Putin Sakti! Rusia Default, Rubel dan Obligasi Malah Menguat

Jakarta, CNBC Indonesia - Rusia dinyatakan gagal bayar utang (default) pada Senin kemarin. Ini menjadi yang pertama bagi negara yang dipimpin Presiden Vladimir Putin gagal memenuhi kewajiban pembayaran obligasi sejak 1998. Bahkan, jika melihat obligasi valuta asing (valas) ini merupakan yang pertama dalam lebih dari 100 tahun terakhir.
Default seharusnya menjadi kabar buruk bagi Rusia, tetapi nyatanya pasar obligasinya masih menguat, begitu juga dengan nilai tukar rubel.
Melansir data Refinitiv, pada perdagangan Selasa (28/6/2022) pukul 9:45 WIB, imbal hasil (yield) obligasi Rusia hari ini mengalami penurunan di semua tenor.
Pergerakan yield berbanding terbalik dengan harga obligasi, ketika yield mengalami penurunan artinya harga naik. Saat harga naik artinya permintaan sedang meningkat.
Sementara itu nilai tukar rubel kemarin memang merosot lebih dari 4% melawan dolar Amerika Serikat (AS), tetapi pagi ini kembali menguat 2% ke RUB 52,05/US$. Sepanjang tahun ini penguatan rubel sekitar 40% dan menjadi mata uang terbaik di dunia.
Rusia mengalami default setelah gagal membayar bunga obligasi dua Eurobond yang jatuh tempo pada 27 Mei lalu, dan ada masa tenggang selama 30 hari yang berakhir Minggu kemarin.
Reuters melaporkan beberapa investor di Taiwan yang memiliki obligasi Rusia berdenominasi euro tidak menerima pembayaran tersebut hingga Minggu malam kemarin. Sehingga Rusia dianggap default.
Menteri Keuangan Rusia bahkan menyatakan default tersebut adalah sebuah "lelucon".
Jumlah bunga obligasi dua Eurobond yang gagal dibayar juga terbilang "receh", hanya US$ 100 juta.
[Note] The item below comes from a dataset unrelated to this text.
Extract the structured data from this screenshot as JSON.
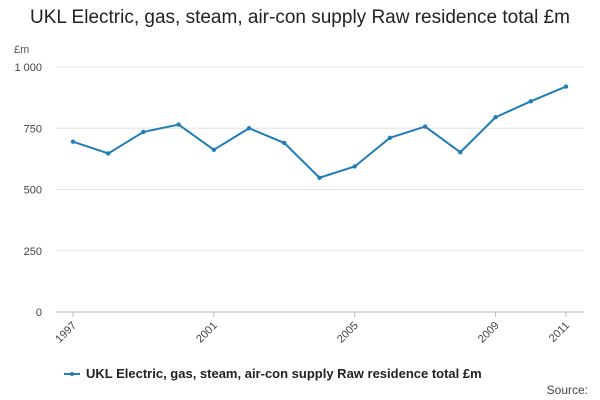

Rusia sebenarnya memiliki obligasi dalam bentuk valuta asing sebesar US$ 40 miliar, dan total utang luar negerinya mencapai US$ 453,4 miliar pada akhir kuartal I-2022, berdasarkan data Trading Economics.
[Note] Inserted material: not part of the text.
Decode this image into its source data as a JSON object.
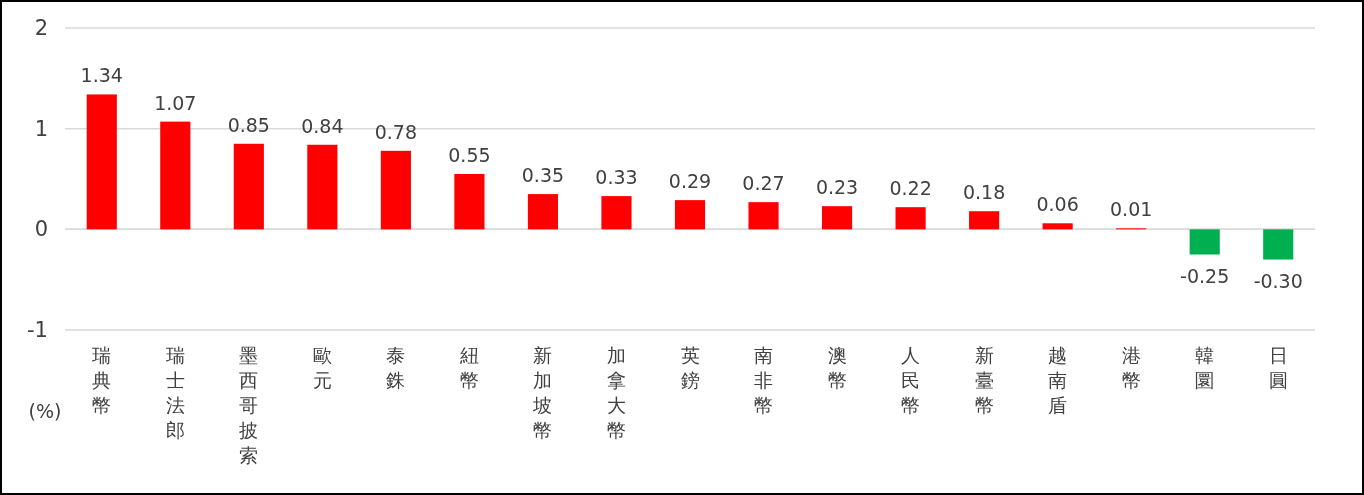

Utang luar negeri tersebut memang besar, tetapi Rusia sebenarnya memiliki cadangan devisa yang jauh lebih besar.
Cadangan devisa Rusia sekitar US$ 640 miliar, sekitar setengahnya ditempatkan di luar negeri. Besarnya cadangan devisa tersebut nyaris lima kali lipat dari yang dimiliki Indonesia US$ 135 miliar.
Masalahnya, perang Rusia dan Ukraina membuat Amerika Serikat dan sekutu membekukan cadangan devisa tersebut, sehingga tidak bisa diakses Bank Sentral Rusia (Central Bank of Russia/CBR).
Gubernur CBR, Elvira Nabiullina dua bulan lalu menyatakan sedang menyiapkan langkah hukum agar bisa mengakses kembali cadangan devisa milik Rusia tersebut, meski belum memberikan detail dan kapan akan dilakukan.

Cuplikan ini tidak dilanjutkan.